Surge Protect Lighting Systems

Transient Protection Design provides power filtering and surge protection for breaker panels feeding all lighting systems, drivers and processors. Transient Protection Design also offers protects for individual circuits feeding outdoor landscape lighting pathways. TPD surge protection protects against harmful transient voltages entering the structure and damaging dimming modules and lighting systems on these pathways. When left unprotected, low voltage control wires between systems are pathways for surge events to enter and leave the system traveling to other equipment. Protect lighting system keypad and communication lines by using the TPD-LIT series on copper pathways entering or leaving the facility and between systems with long runs over 200 feet away. 


Protect Breaker Panels Feeding Lighting Panels
The first step in protecting a lighting system is to protect the breaker panel feeding the lighting system equipment. No matter how many circuits are feeding your lighting system the one TPX surge suppressor at each panel will protect against incoming and cross circuit transient generated by equipment internal to the house.

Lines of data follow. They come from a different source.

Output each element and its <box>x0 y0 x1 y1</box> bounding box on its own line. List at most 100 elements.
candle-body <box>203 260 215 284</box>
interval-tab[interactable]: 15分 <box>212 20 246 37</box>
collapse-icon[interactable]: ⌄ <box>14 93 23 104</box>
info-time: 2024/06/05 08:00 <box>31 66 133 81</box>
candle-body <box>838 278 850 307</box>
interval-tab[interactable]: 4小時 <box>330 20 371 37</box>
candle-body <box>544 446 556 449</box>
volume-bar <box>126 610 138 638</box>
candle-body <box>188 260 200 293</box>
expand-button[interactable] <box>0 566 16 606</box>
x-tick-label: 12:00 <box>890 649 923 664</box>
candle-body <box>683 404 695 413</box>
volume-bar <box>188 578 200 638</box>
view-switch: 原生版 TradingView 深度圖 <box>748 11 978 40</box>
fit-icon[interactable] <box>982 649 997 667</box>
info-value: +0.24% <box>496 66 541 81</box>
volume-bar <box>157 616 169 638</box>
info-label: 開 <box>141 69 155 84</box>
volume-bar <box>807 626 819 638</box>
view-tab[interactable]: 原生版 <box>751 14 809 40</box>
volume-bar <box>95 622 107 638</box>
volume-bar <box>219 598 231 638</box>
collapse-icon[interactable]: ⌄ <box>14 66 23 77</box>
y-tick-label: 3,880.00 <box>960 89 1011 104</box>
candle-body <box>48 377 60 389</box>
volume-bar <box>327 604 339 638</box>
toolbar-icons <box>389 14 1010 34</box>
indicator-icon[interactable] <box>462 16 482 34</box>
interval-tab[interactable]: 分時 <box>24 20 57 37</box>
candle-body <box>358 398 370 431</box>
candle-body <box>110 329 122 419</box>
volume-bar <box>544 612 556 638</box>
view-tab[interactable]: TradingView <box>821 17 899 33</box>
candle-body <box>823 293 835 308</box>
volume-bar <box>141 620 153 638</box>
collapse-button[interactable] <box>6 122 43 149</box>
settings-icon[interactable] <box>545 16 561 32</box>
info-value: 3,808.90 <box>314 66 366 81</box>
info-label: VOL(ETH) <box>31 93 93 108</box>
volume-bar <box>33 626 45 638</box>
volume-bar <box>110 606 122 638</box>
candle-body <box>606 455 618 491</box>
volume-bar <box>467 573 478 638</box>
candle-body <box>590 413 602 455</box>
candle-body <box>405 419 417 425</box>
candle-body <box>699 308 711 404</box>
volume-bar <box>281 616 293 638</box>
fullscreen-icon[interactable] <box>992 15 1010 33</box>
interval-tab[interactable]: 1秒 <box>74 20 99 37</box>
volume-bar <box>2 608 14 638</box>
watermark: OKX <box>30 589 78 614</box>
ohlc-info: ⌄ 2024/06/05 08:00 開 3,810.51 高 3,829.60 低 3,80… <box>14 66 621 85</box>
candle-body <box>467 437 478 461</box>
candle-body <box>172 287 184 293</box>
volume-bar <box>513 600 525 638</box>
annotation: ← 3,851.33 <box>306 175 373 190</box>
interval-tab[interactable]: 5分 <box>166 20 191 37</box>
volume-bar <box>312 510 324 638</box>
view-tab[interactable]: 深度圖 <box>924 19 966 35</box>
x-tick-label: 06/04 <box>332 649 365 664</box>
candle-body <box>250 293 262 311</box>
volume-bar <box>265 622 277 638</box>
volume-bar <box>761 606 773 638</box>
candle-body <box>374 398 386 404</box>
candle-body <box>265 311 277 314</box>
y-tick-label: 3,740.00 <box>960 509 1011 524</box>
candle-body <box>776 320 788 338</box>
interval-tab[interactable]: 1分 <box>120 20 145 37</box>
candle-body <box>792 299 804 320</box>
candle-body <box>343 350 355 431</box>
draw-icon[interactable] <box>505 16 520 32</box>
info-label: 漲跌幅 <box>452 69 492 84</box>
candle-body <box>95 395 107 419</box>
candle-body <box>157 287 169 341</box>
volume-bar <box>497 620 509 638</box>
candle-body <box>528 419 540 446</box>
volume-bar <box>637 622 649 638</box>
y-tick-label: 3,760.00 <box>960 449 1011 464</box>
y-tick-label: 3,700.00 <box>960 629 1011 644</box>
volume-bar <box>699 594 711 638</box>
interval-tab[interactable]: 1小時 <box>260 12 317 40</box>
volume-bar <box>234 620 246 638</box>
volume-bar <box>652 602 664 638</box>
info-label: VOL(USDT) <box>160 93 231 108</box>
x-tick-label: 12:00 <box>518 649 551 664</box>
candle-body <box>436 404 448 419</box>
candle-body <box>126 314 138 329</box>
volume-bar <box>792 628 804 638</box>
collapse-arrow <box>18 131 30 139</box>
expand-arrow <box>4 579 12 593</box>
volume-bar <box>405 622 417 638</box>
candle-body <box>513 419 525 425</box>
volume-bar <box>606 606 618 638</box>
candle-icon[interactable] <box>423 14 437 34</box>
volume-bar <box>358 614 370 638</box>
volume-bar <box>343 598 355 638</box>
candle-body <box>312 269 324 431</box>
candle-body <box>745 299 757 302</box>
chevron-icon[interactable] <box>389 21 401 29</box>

Additional Protection At The Lighting Panel
An additional TPX surge suppression unit can be install on lighting systems that have a common buss and breakers. This means when you have a common buss feeding lighting loads an additional surge suppressor can be installed in parallel to the system. This will not only give additional protection the system from upstream panels but also surge protect and filter the lighting system from cross circuit transients generated by the lighting loads.

Landscape Lighting Pathways
Count individual circuits that leave the building exposing a smart lighting switch or smart lighting module that requires protection. If you have a transformer you may want to protect on the line side of the transformer to use one unit to protect lighting system inside the building. If you want to protect the transformer you would then need to protect all pathways coming back into the transformer. The cost of the transformer may not be enough to warrant protecting depending on how many times connections/pathways you have feeding outdoor pathways

Lighting System Keypads, Programmable Links, Dimming busses
Count keypads, dimming bus, sensors, power supplies and contact closure wire pathways as they enter or leave a building. We also recommend protecting equipment in problems areas or long runs that connect network equipment powered from a separate breaker panel. This usually means there are unprotected 24V, 120V or 240 volt pathways coming into your dimming modules from outside the structure. If these lightning surges get to the dimming modules they can ultimately spread throughout the home damaging lighting and home automation systems on the way to ground. The fix is easy!

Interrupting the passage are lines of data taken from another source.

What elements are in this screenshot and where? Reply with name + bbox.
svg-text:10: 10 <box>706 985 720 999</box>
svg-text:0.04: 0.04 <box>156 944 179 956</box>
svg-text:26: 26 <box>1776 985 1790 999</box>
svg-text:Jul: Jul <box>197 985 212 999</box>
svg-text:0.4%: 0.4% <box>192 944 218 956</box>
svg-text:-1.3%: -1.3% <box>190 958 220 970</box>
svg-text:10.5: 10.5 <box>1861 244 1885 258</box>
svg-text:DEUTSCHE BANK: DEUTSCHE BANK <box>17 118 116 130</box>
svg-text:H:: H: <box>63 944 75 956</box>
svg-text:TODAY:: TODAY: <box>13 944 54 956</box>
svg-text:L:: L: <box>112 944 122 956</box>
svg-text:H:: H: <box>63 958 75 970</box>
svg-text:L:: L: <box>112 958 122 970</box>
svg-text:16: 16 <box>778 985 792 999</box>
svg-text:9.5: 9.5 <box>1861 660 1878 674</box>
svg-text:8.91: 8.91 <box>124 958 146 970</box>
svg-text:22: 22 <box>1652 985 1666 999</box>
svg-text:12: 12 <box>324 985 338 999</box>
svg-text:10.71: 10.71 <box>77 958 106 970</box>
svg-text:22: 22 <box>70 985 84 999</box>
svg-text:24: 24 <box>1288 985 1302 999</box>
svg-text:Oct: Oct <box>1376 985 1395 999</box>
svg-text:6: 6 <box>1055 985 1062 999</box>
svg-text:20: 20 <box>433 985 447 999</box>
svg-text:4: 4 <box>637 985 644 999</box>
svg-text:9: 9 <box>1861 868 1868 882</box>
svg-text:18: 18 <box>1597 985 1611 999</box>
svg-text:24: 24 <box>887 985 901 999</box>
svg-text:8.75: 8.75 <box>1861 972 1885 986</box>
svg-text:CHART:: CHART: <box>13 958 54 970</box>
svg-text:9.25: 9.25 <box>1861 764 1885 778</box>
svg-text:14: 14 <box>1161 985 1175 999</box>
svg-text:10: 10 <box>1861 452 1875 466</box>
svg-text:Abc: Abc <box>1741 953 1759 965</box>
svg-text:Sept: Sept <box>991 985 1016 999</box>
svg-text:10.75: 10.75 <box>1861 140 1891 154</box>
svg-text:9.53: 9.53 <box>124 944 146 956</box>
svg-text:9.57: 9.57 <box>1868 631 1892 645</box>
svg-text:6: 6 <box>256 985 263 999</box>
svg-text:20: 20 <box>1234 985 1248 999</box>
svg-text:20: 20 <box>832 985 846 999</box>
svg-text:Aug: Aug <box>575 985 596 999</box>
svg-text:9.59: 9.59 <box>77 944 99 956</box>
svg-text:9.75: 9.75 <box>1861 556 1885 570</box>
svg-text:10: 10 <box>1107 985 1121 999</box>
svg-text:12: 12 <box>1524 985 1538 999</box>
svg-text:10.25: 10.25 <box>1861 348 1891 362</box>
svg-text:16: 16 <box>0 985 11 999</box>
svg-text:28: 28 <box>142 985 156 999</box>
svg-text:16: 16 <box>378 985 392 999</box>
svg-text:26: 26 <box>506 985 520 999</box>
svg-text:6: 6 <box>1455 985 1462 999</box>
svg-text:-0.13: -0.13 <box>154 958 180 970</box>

Why Surge Protect Lighting
Electricity is essential to our lifestyle. So much of what we do at home, work and play depends on it. When you flip the switch on a lighting system, you expect the lights to come on. But, if you have not protected the electronic controls to the lighting system with panel mounted surge suppression, the lights may not come on because the circuit boards in the controls have been damaged by surge or lightning activity.

How It Works
Everyone knows to protect computers and TV sets with rack mount or plug in strip surge suppression. But the hardwired Crestron controls that operate the lighting system in the home have the same type of sensitive circuit boards and chips as found in new computers and HDTVs. But, unlike a computer or TV, you normally cannot protect the Crestron lighting controls with plug in suppression devices. However, a strategic transient protection design system will! By first starting with a power filter model TK-TTLP-1S240-FL panel mount suppressor can easily be installed on the panel feeding the lighting controls. This same unit will also protect the homeowner’s investment in the LED lights, home automation system, and all other equipment fed from the protected panel. The processor should also be protected from surges riding in on the landscape lighting or coming in on remote interface wires. See an example design diagram protecting a lighting system here.

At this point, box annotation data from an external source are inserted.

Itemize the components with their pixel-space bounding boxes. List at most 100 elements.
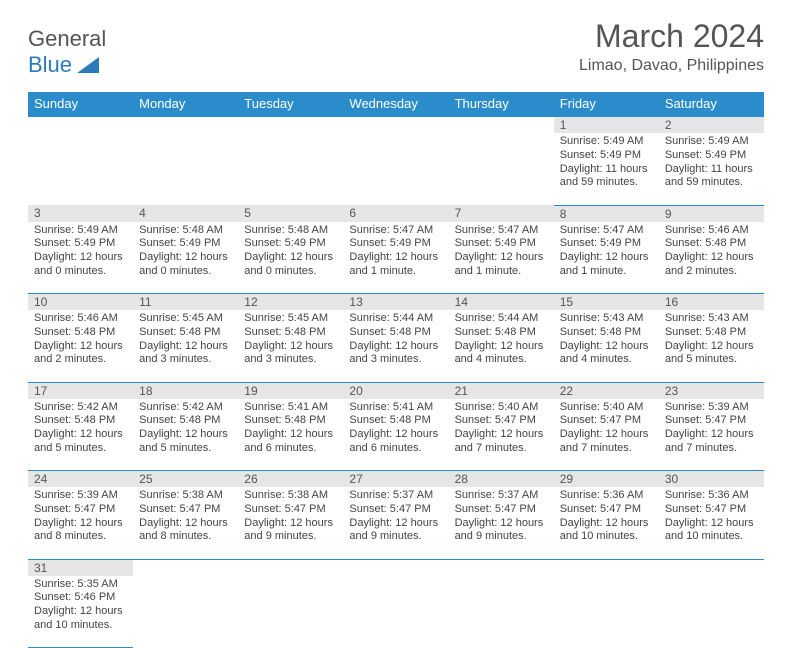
day-number-cell: 2: [659, 116, 764, 133]
day-number-cell: 25: [133, 471, 238, 488]
day-detail-cell: Sunrise: 5:47 AMSunset: 5:49 PMDaylight:…: [554, 222, 659, 294]
month-title: March 2024: [579, 18, 764, 55]
day-number-row: 24252627282930: [28, 471, 764, 488]
day-number-cell: 29: [554, 471, 659, 488]
day-number-cell: 6: [343, 205, 448, 222]
day-number-cell: [449, 559, 554, 576]
day-number-cell: 1: [554, 116, 659, 133]
day-number-cell: 3: [28, 205, 133, 222]
day-detail-cell: Sunrise: 5:40 AMSunset: 5:47 PMDaylight:…: [449, 399, 554, 471]
day-detail-row: Sunrise: 5:39 AMSunset: 5:47 PMDaylight:…: [28, 487, 764, 559]
day-number-row: 3456789: [28, 205, 764, 222]
day-header: Sunday: [28, 92, 133, 116]
day-number-cell: [659, 559, 764, 576]
day-detail-cell: Sunrise: 5:41 AMSunset: 5:48 PMDaylight:…: [238, 399, 343, 471]
day-number-cell: [449, 116, 554, 133]
day-number-cell: 14: [449, 294, 554, 311]
day-detail-cell: Sunrise: 5:46 AMSunset: 5:48 PMDaylight:…: [659, 222, 764, 294]
day-number-cell: 19: [238, 382, 343, 399]
day-number-cell: 22: [554, 382, 659, 399]
day-number-cell: [133, 559, 238, 576]
day-number-cell: 18: [133, 382, 238, 399]
title-block: March 2024 Limao, Davao, Philippines: [579, 18, 764, 75]
day-detail-cell: Sunrise: 5:39 AMSunset: 5:47 PMDaylight:…: [659, 399, 764, 471]
day-detail-cell: Sunrise: 5:37 AMSunset: 5:47 PMDaylight:…: [343, 487, 448, 559]
day-detail-cell: Sunrise: 5:42 AMSunset: 5:48 PMDaylight:…: [133, 399, 238, 471]
day-detail-cell: [238, 133, 343, 205]
day-number-cell: 24: [28, 471, 133, 488]
day-detail-cell: Sunrise: 5:38 AMSunset: 5:47 PMDaylight:…: [133, 487, 238, 559]
logo-text-top: General: [28, 26, 106, 51]
day-number-cell: 28: [449, 471, 554, 488]
day-number-cell: 12: [238, 294, 343, 311]
day-header: Saturday: [659, 92, 764, 116]
day-detail-cell: [28, 133, 133, 205]
day-detail-cell: Sunrise: 5:48 AMSunset: 5:49 PMDaylight:…: [238, 222, 343, 294]
day-number-row: 17181920212223: [28, 382, 764, 399]
day-detail-cell: Sunrise: 5:44 AMSunset: 5:48 PMDaylight:…: [449, 310, 554, 382]
day-number-cell: [238, 559, 343, 576]
day-number-cell: 26: [238, 471, 343, 488]
day-number-row: 12: [28, 116, 764, 133]
day-detail-cell: Sunrise: 5:47 AMSunset: 5:49 PMDaylight:…: [343, 222, 448, 294]
day-number-cell: [28, 116, 133, 133]
day-number-cell: [343, 116, 448, 133]
day-detail-cell: [449, 133, 554, 205]
day-detail-cell: Sunrise: 5:42 AMSunset: 5:48 PMDaylight:…: [28, 399, 133, 471]
day-number-cell: 31: [28, 559, 133, 576]
day-detail-cell: Sunrise: 5:39 AMSunset: 5:47 PMDaylight:…: [28, 487, 133, 559]
day-header: Thursday: [449, 92, 554, 116]
day-detail-cell: Sunrise: 5:41 AMSunset: 5:48 PMDaylight:…: [343, 399, 448, 471]
day-number-cell: [554, 559, 659, 576]
day-detail-row: Sunrise: 5:49 AMSunset: 5:49 PMDaylight:…: [28, 222, 764, 294]
day-number-cell: 10: [28, 294, 133, 311]
day-detail-cell: Sunrise: 5:43 AMSunset: 5:48 PMDaylight:…: [554, 310, 659, 382]
day-number-cell: 16: [659, 294, 764, 311]
day-header: Monday: [133, 92, 238, 116]
day-header: Tuesday: [238, 92, 343, 116]
day-header-row: Sunday Monday Tuesday Wednesday Thursday…: [28, 92, 764, 116]
day-number-cell: 27: [343, 471, 448, 488]
day-detail-cell: Sunrise: 5:45 AMSunset: 5:48 PMDaylight:…: [238, 310, 343, 382]
day-header: Wednesday: [343, 92, 448, 116]
day-number-cell: 20: [343, 382, 448, 399]
day-number-row: 31: [28, 559, 764, 576]
day-detail-cell: Sunrise: 5:49 AMSunset: 5:49 PMDaylight:…: [659, 133, 764, 205]
day-number-cell: 23: [659, 382, 764, 399]
sail-icon: [75, 55, 101, 75]
day-detail-cell: Sunrise: 5:38 AMSunset: 5:47 PMDaylight:…: [238, 487, 343, 559]
day-number-cell: 21: [449, 382, 554, 399]
location: Limao, Davao, Philippines: [579, 57, 764, 75]
day-number-cell: 17: [28, 382, 133, 399]
day-detail-cell: Sunrise: 5:44 AMSunset: 5:48 PMDaylight:…: [343, 310, 448, 382]
day-number-cell: 11: [133, 294, 238, 311]
logo-text-bottom: Blue: [28, 52, 72, 78]
day-number-cell: [238, 116, 343, 133]
day-detail-cell: Sunrise: 5:47 AMSunset: 5:49 PMDaylight:…: [449, 222, 554, 294]
day-detail-cell: Sunrise: 5:48 AMSunset: 5:49 PMDaylight:…: [133, 222, 238, 294]
day-detail-cell: Sunrise: 5:49 AMSunset: 5:49 PMDaylight:…: [28, 222, 133, 294]
day-detail-cell: [343, 133, 448, 205]
day-number-cell: [133, 116, 238, 133]
day-detail-cell: Sunrise: 5:45 AMSunset: 5:48 PMDaylight:…: [133, 310, 238, 382]
day-detail-cell: Sunrise: 5:36 AMSunset: 5:47 PMDaylight:…: [554, 487, 659, 559]
day-detail-cell: Sunrise: 5:40 AMSunset: 5:47 PMDaylight:…: [554, 399, 659, 471]
header: General Blue March 2024 Limao, Davao, Ph…: [28, 18, 764, 78]
day-detail-cell: Sunrise: 5:46 AMSunset: 5:48 PMDaylight:…: [28, 310, 133, 382]
day-number-cell: 9: [659, 205, 764, 222]
day-number-cell: 5: [238, 205, 343, 222]
day-number-cell: 4: [133, 205, 238, 222]
day-number-cell: 30: [659, 471, 764, 488]
day-detail-cell: Sunrise: 5:49 AMSunset: 5:49 PMDaylight:…: [554, 133, 659, 205]
day-number-row: 10111213141516: [28, 294, 764, 311]
day-number-cell: 13: [343, 294, 448, 311]
day-detail-cell: Sunrise: 5:36 AMSunset: 5:47 PMDaylight:…: [659, 487, 764, 559]
calendar-table: Sunday Monday Tuesday Wednesday Thursday…: [28, 92, 764, 648]
day-header: Friday: [554, 92, 659, 116]
day-detail-cell: [133, 133, 238, 205]
day-number-cell: 15: [554, 294, 659, 311]
day-detail-row: Sunrise: 5:49 AMSunset: 5:49 PMDaylight:…: [28, 133, 764, 205]
day-number-cell: 7: [449, 205, 554, 222]
day-number-cell: [343, 559, 448, 576]
day-detail-row: Sunrise: 5:42 AMSunset: 5:48 PMDaylight:…: [28, 399, 764, 471]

The power utility company supplies us with power to run light bulbs and motors. The power utility is not responsible to supply computer grade power to run electronics. Nor is the power utility responsible for what the equipment inside the building are doing to each other. Helping the client understand this is beneficial to everyone involved on the job. The Systems Integrator is dealing with every system in the house, and the house must deal with what mother nature throws at it. No electrical system is perfect, and your equipment needs protection from lightning damage and internally generated transients that overtime take a toll on electronics. If something fails once and nothing is done to prevent it, chances are it is going to fail again. To change the status quo and surge protect against the same thing from happening again is in everyone’s best interest. When the customer is made aware of all the pathways that lightning can enter the facility on, understanding what can be done to prevent certain types of damage will get easier. Eliminate these problems and it will not take long for the customer to realize that being protected is better than being exposed!